Ella bajó la mirada. Se ruborizó. No era habitual en ella.

—Y tú me gustas cuando dejas de hablar como si el mundo estuviera en tus manos.

Dyan rio. Y tocó un acorde suave. Desafinado, sí. Pero cálido.

Eleanor comenzó a cantar.

Nadie los interrumpió aquella tarde. Nadie trajo informes ni pergaminos. No hubo criados, ni deberes, ni sombras entre ellos. Solo la música leve y el viento de otoño, silbando como si contuviera un secreto.

La flauta de plata seguía en el mismo lugar, dentro del cajón cerrado con llave. Eleanor no la había vuelto a tocar.

Cuando cayó la noche, las velas no ardían aún, pero el cielo derramaba una luz azul apagada sobre los muros. Eleanor había cerrado la puerta con doble cerrojo. Ordenó que nadie la molestara.

El cuarto de música estaba cubierto de polvo. Una estancia olvidada, entre muchas, que había sido su refugio de niña. Allí se escondía cuando quería desaparecer entre lecciones de protocolo o sueños de libertad. Ahora volvía a ese lugar como quien entra a una tumba abierta.

Sobre el aparador de madera envejecida dejó la flauta de plata. La miró largo rato, como si moverla siquiera fuera un crimen.

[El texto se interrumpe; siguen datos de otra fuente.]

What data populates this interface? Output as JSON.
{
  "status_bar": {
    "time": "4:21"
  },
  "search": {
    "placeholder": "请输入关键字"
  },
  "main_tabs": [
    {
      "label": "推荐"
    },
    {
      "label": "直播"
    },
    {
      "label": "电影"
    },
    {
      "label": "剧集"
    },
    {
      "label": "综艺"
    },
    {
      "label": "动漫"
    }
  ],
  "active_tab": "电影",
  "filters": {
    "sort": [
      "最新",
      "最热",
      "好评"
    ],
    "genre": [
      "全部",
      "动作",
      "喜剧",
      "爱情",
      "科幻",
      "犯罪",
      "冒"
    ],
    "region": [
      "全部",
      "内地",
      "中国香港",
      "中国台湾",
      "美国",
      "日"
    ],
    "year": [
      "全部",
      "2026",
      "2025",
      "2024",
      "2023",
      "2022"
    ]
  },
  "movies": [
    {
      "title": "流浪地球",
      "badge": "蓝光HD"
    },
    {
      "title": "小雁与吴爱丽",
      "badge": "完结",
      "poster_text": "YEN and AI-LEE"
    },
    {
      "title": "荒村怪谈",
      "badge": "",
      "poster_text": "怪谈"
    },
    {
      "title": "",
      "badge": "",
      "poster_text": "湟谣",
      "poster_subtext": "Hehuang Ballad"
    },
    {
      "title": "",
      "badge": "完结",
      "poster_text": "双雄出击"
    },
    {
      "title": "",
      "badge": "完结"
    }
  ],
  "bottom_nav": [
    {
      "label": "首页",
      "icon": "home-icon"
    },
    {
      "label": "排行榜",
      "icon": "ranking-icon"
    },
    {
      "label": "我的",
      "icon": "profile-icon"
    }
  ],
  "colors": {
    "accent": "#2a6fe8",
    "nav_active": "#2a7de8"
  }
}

Al final la tomó entre las manos, con la misma delicadeza con la que se sostiene una flor marchita. Se sentó en el taburete bajo y miró al vacío por varios minutos. No pensó en papeles ni consejos. No pensó en su madre ni en la corte. Solo en esa última carta. En la línea que más dolía:

“No volveré a escribirte.”

Colocó la flauta en los labios. Inhaló hondo.

Sopló.

Nada.

Sopló de nuevo. Sonó un murmullo áspero, torcido, desafinado.

Cerró los ojos. Intentó recordar la melodía que Dyan tocaba cada otoño para hacerla reír. La que decía que imitaba el sonido de las hojas cayendo. Intentó seguirla con los dedos, pero su mano temblorosa solamente sabía fallar.

Una nota rota.

Otra más.

Entonces, las lágrimas cayeron sin previo aviso. Una sola al principio, luego muchas. Golpearon la plata como una llovizna fuera de estación amarga. Soltó la flauta, que quedó colgando de su regazo y se dejó sumir por un llanto aciago, el de una mujer sola porque había renunciado a hacer música por sí misma, por sí, y por él.